New Security Industry Association (SIA) member NewAE Technology Inc. provides tools for performing embedded hardware security research and works to make these tools widely available by minimizing cost and keeping the designs open. The company is headquartered in Dartmouth, Nova Scotia.
SIA spoke with Colin O’Flynn, chief technology officer and co-founder of NewAE Technology Inc., about the company, the security industry and working with SIA.
Tell us the story of your company.
Colin O’Flynn: NewAE Technology Inc was founded in 2015 as part of an offshoot of my Ph.D. research on embedded system security. We were helping to build open-source tooling to help designers understand advanced cybersecurity threats that exist when you take software and put it onto physical systems (such as access control readers and controllers).
Since then, we’ve grown across many industries and have more recently been working with companies developing and installing burglar and access control systems on several fronts. There can be a lot of confusion around “hardware hacking” and what it really means for users (How secure are the systems? How sophisticated are attackers?). We realized there is an opportunity to help across the board here – working with concerned customers, helping access control techs understand these threats and even working to disclose issues we find along the way to the designers so they can be fixed.
What solutions/services does your business offer in the security industry? And what makes your offerings/company unique?
CO: Our background is heavily in the low-level security analysis and consulting world. As part of our growth we’ve developed test equipment that is now widely used as part of embedded cybersecurity testing in many industries (ChipWhisperer and ChipSHOUTER products), along with developing educational materials such trainings at Black Hat and other conferences. Our educational material spans all ranges – we also produce many free examples and tutorials, and I’m co-author of the Hardware Hacking Handbook, which was just released, and parts of it are based on our educational materials.
Our solutions and services are unique, as we come with a large background of embedded cybersecurity expertise. Our current background has been mostly one-off efforts such as validating specific device security or installing systems with unique evaluations required, but we’ve realized there is a demand for more general and widely available training and services to help everyone in the industry with this embedded cybersecurity knowledge. We’ve also built some custom equipment around improving access control security against these threats that we’re looking at bringing to market.
What is something we might not know about your company – or something new you are doing in security?
CO: Embedded cybersecurity is a relatively well-established field, as many of the foundations go back to the battles against pirates with satellite TV hacking more than 20 years ago.

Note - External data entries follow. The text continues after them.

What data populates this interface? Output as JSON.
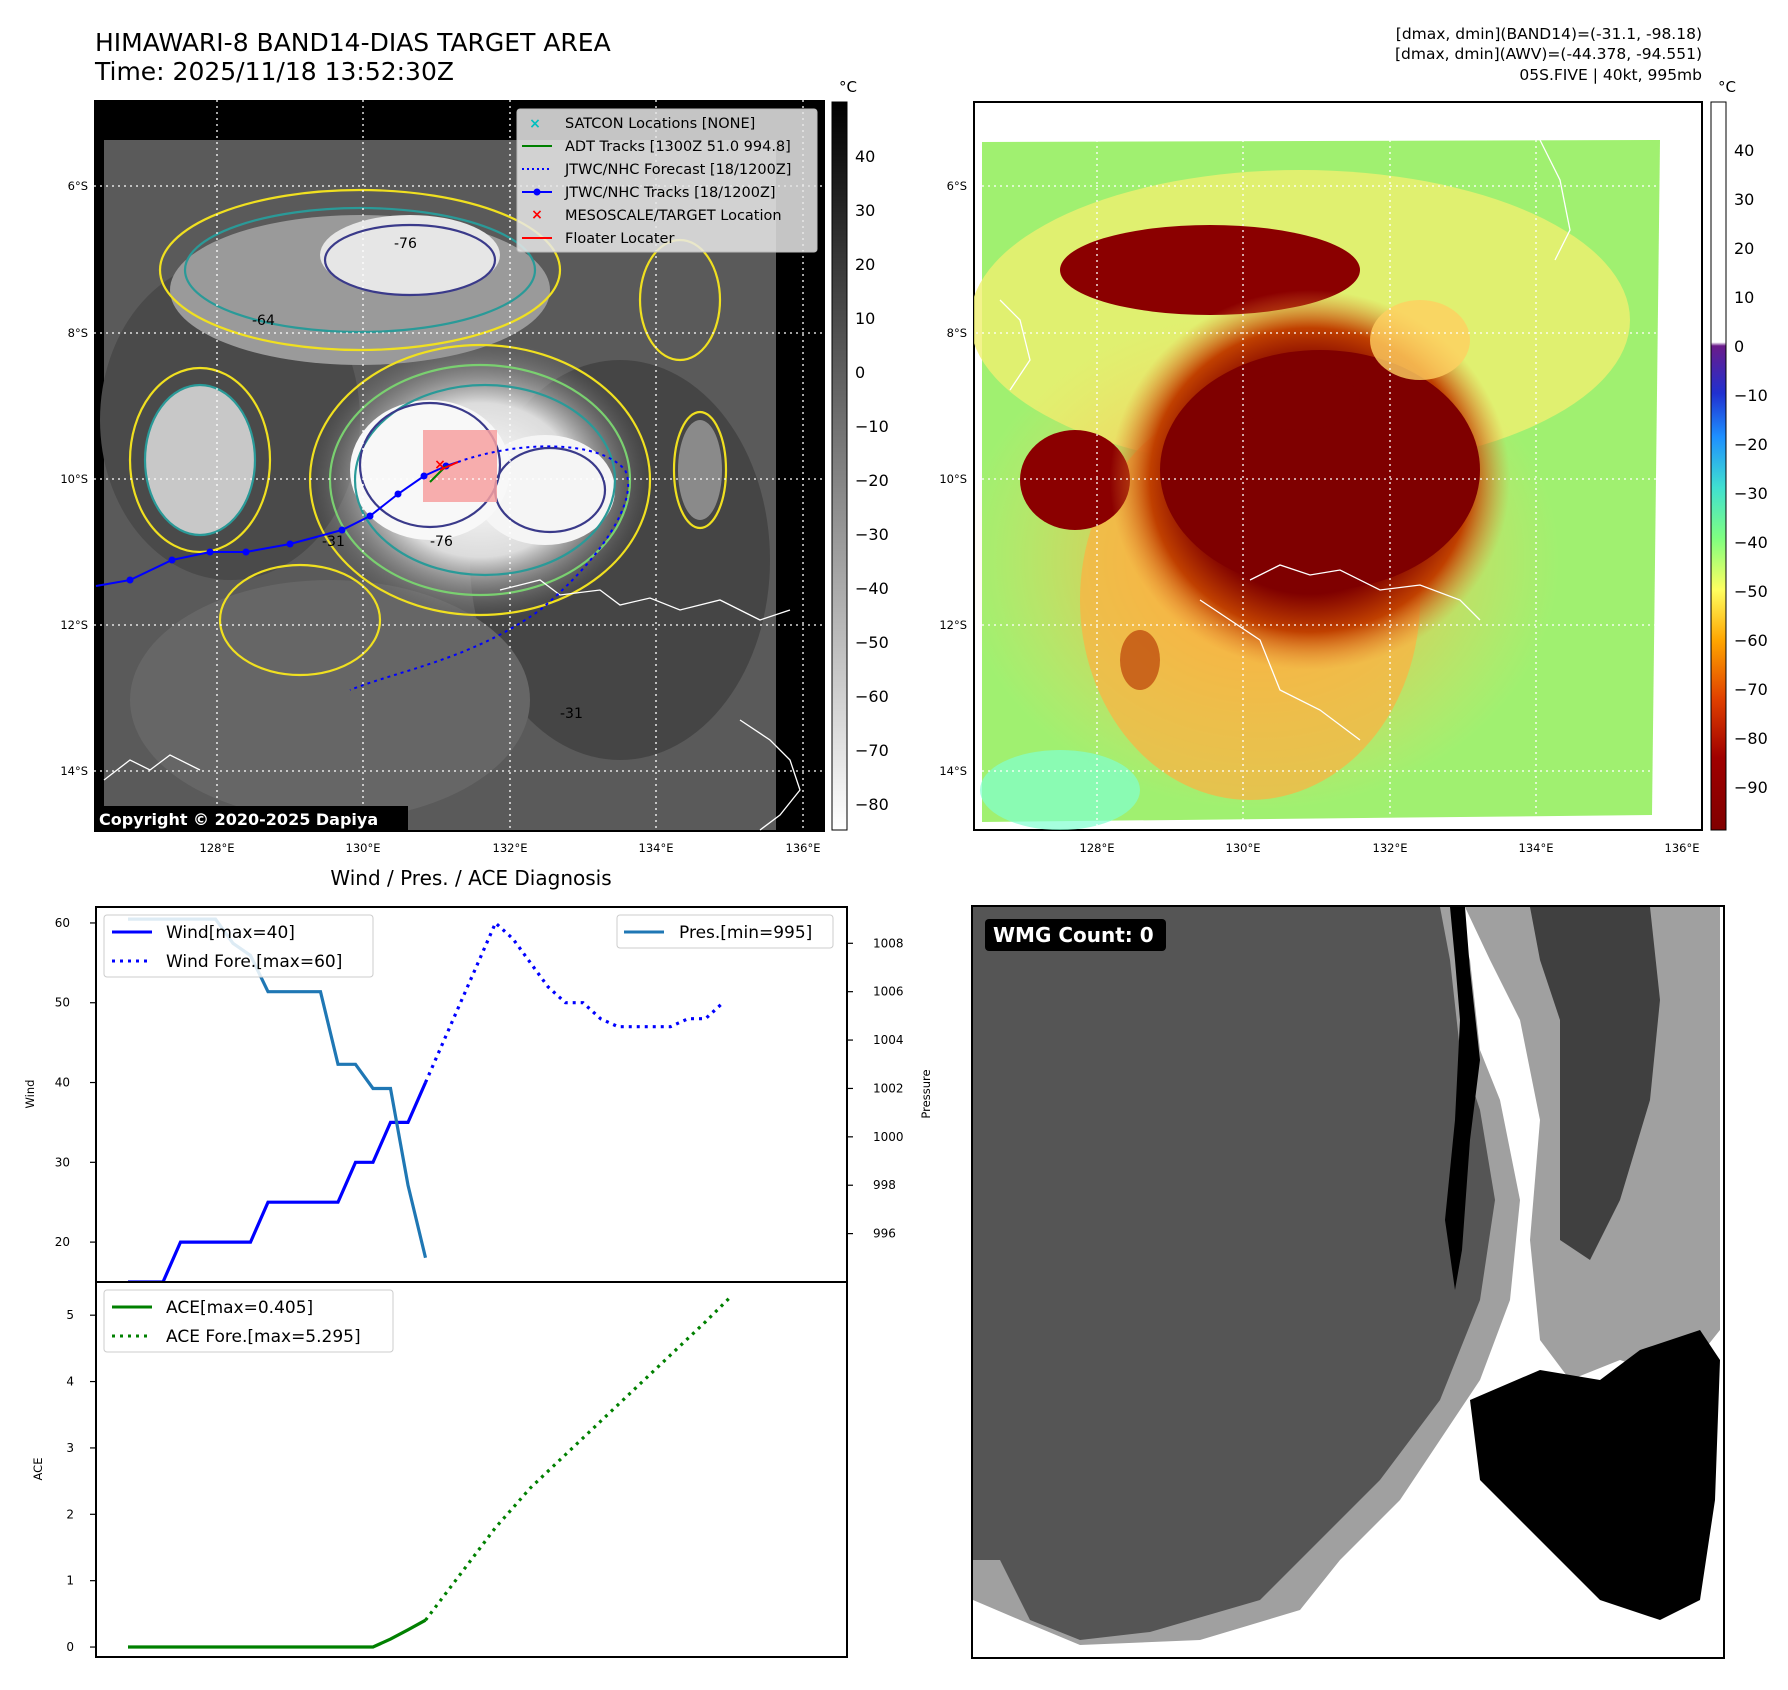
{
  "header": {
    "title_line1": "HIMAWARI-8 BAND14-DIAS TARGET AREA",
    "title_line2": "Time: 2025/11/18 13:52:30Z",
    "info_line1": "[dmax, dmin](BAND14)=(-31.1, -98.18)",
    "info_line2": "[dmax, dmin](AWV)=(-44.378, -94.551)",
    "info_line3": "05S.FIVE | 40kt, 995mb"
  },
  "ir_panel": {
    "lat_labels": [
      "6°S",
      "8°S",
      "10°S",
      "12°S",
      "14°S"
    ],
    "lon_labels": [
      "128°E",
      "130°E",
      "132°E",
      "134°E",
      "136°E"
    ],
    "copyright": "Copyright © 2020-2025 Dapiya",
    "legend": [
      {
        "label": "SATCON Locations [NONE]",
        "color": "#00bfbf"
      },
      {
        "label": "ADT Tracks [1300Z 51.0 994.8]",
        "color": "#008000"
      },
      {
        "label": "JTWC/NHC Forecast [18/1200Z]",
        "color": "#0000ff"
      },
      {
        "label": "JTWC/NHC Tracks [18/1200Z]",
        "color": "#0000ff"
      },
      {
        "label": "MESOSCALE/TARGET Location",
        "color": "#ff0000"
      },
      {
        "label": "Floater Locater",
        "color": "#ff0000"
      }
    ],
    "colorbar": {
      "unit": "°C",
      "ticks": [
        "40",
        "30",
        "20",
        "10",
        "0",
        "−10",
        "−20",
        "−30",
        "−40",
        "−50",
        "−60",
        "−70",
        "−80"
      ]
    },
    "contour_labels": [
      "-76",
      "-64",
      "-31",
      "-76",
      "-31"
    ]
  },
  "awv_panel": {
    "lat_labels": [
      "6°S",
      "8°S",
      "10°S",
      "12°S",
      "14°S"
    ],
    "lon_labels": [
      "128°E",
      "130°E",
      "132°E",
      "134°E",
      "136°E"
    ],
    "colorbar": {
      "unit": "°C",
      "ticks": [
        "40",
        "30",
        "20",
        "10",
        "0",
        "−10",
        "−20",
        "−30",
        "−40",
        "−50",
        "−60",
        "−70",
        "−80",
        "−90"
      ]
    }
  },
  "wmg_panel": {
    "label": "WMG Count: 0"
  },
  "colors": {
    "wind": "#0000ff",
    "pressure": "#1f77b4",
    "ace": "#008000",
    "track": "#0000ff",
    "target_box": "#f7a0a0"
  },
  "chart_data": [
    {
      "type": "line",
      "title": "Wind / Pres. / ACE Diagnosis",
      "ylabel": "Wind",
      "y2label": "Pressure",
      "ylim": [
        15,
        62
      ],
      "y2lim": [
        994.0,
        1009.5
      ],
      "yticks": [
        "60",
        "50",
        "40",
        "30",
        "20"
      ],
      "y2ticks": [
        "1008",
        "1006",
        "1004",
        "1002",
        "1000",
        "998",
        "996"
      ],
      "legend_left": [
        "Wind[max=40]",
        "Wind Fore.[max=60]"
      ],
      "legend_right": [
        "Pres.[min=995]"
      ],
      "series": [
        {
          "name": "Wind[max=40]",
          "style": "solid",
          "axis": "left",
          "x": [
            0,
            2,
            3,
            7,
            8,
            12,
            13,
            14,
            15,
            16,
            17
          ],
          "y": [
            15,
            15,
            20,
            20,
            25,
            25,
            30,
            30,
            35,
            35,
            40
          ]
        },
        {
          "name": "Wind Fore.[max=60]",
          "style": "dotted",
          "axis": "left",
          "x": [
            17,
            19,
            20,
            21,
            22,
            23,
            24,
            25,
            26,
            27,
            28,
            29,
            30,
            31,
            32,
            33,
            34
          ],
          "y": [
            40,
            50,
            55,
            60,
            58,
            55,
            52,
            50,
            50,
            48,
            47,
            47,
            47,
            47,
            48,
            48,
            50
          ]
        },
        {
          "name": "Pres.[min=995]",
          "style": "solid",
          "axis": "right",
          "x": [
            0,
            5,
            6,
            7,
            8,
            10,
            11,
            12,
            13,
            14,
            15,
            16,
            17
          ],
          "y": [
            1009,
            1009,
            1008,
            1007.5,
            1006,
            1006,
            1006,
            1003,
            1003,
            1002,
            1002,
            998,
            995
          ]
        }
      ]
    },
    {
      "type": "line",
      "ylabel": "ACE",
      "ylim": [
        -0.15,
        5.5
      ],
      "yticks": [
        "5",
        "4",
        "3",
        "2",
        "1",
        "0"
      ],
      "legend": [
        "ACE[max=0.405]",
        "ACE Fore.[max=5.295]"
      ],
      "series": [
        {
          "name": "ACE[max=0.405]",
          "style": "solid",
          "x": [
            0,
            14,
            15,
            16,
            17
          ],
          "y": [
            0,
            0,
            0.12,
            0.26,
            0.405
          ]
        },
        {
          "name": "ACE Fore.[max=5.295]",
          "style": "dotted",
          "x": [
            17,
            19,
            21,
            23,
            25,
            27,
            29,
            31,
            33,
            34.5
          ],
          "y": [
            0.405,
            1.1,
            1.8,
            2.4,
            2.9,
            3.4,
            3.9,
            4.4,
            4.9,
            5.295
          ]
        }
      ]
    }
  ]
}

We haven’t been around quite that long, but we have been releasing educational material and test equipment products since our founding eight years ago. But in the past couple of years it’s a very noticeable shift in interest in embedded cybersecurity, and especially validating products and designs against next-generation attacks.
A big part of that is to help everyone in the value chain understand the threats and countermeasures. Simple attacks (card cloning) are well known enough to be of concern for end users, but bringing awareness of more advanced attacks such as power analysis for leaking encryption keys is important to make smart decisions around threat modeling for system design.
What is your company’s vision, and what are your goals for the security industry?
CO: Our company’s vision has been to make the tools and information required for embedded engineers to understand cybersecurity threats more readily available. For the security industry we want to engage with stakeholders of all types – not just the designers, but installers who need to better understand cybersecurity claims that manufacturers may be making.
What are the biggest challenges facing your company and/or others in the security industry?
CO: Anyone involved in electronics manufacturing knows about the supply chain pains – it’s not a very exciting challenge but may be one of the most difficult ones to surmount when physical products are involved!
What does SIA offer that is most important to you/your company? And what do you most hope to get out of your membership with SIA?
CO: For a company recently transitioning to the security industry, the chance to meet others in the industry is critical for understanding the current requirements. In the future we hope to also provide effort to working with standards that are bringing the highest security levels to new systems, such as SIA OSDP, and providing feedback about how more validation of a system’s resistance to cybersecurity threats can be provided.
How does your organization engage with SIA? What are your plans for involvement in the next year?
CO: COVID operations have obviously impacted our ability to offer the sort of in-person training along with attending events, but we’re hoping for the chance to meet others in the area virtually until we are at the next in-person event. If you’re interested in the sort of cybersecurity knowledge we mentioned, we’d love to hear from you. We’re planning on setting up a virtual “catch-up” around the topic of embedded cybersecurity to hopefully give people a chance to ask the sort of casual questions that make the in-person events so much fun.
The views and opinions expressed in guest posts and/or profiles are those of the authors or sources and do not necessarily reflect the official policy or position of the Security Industry Association.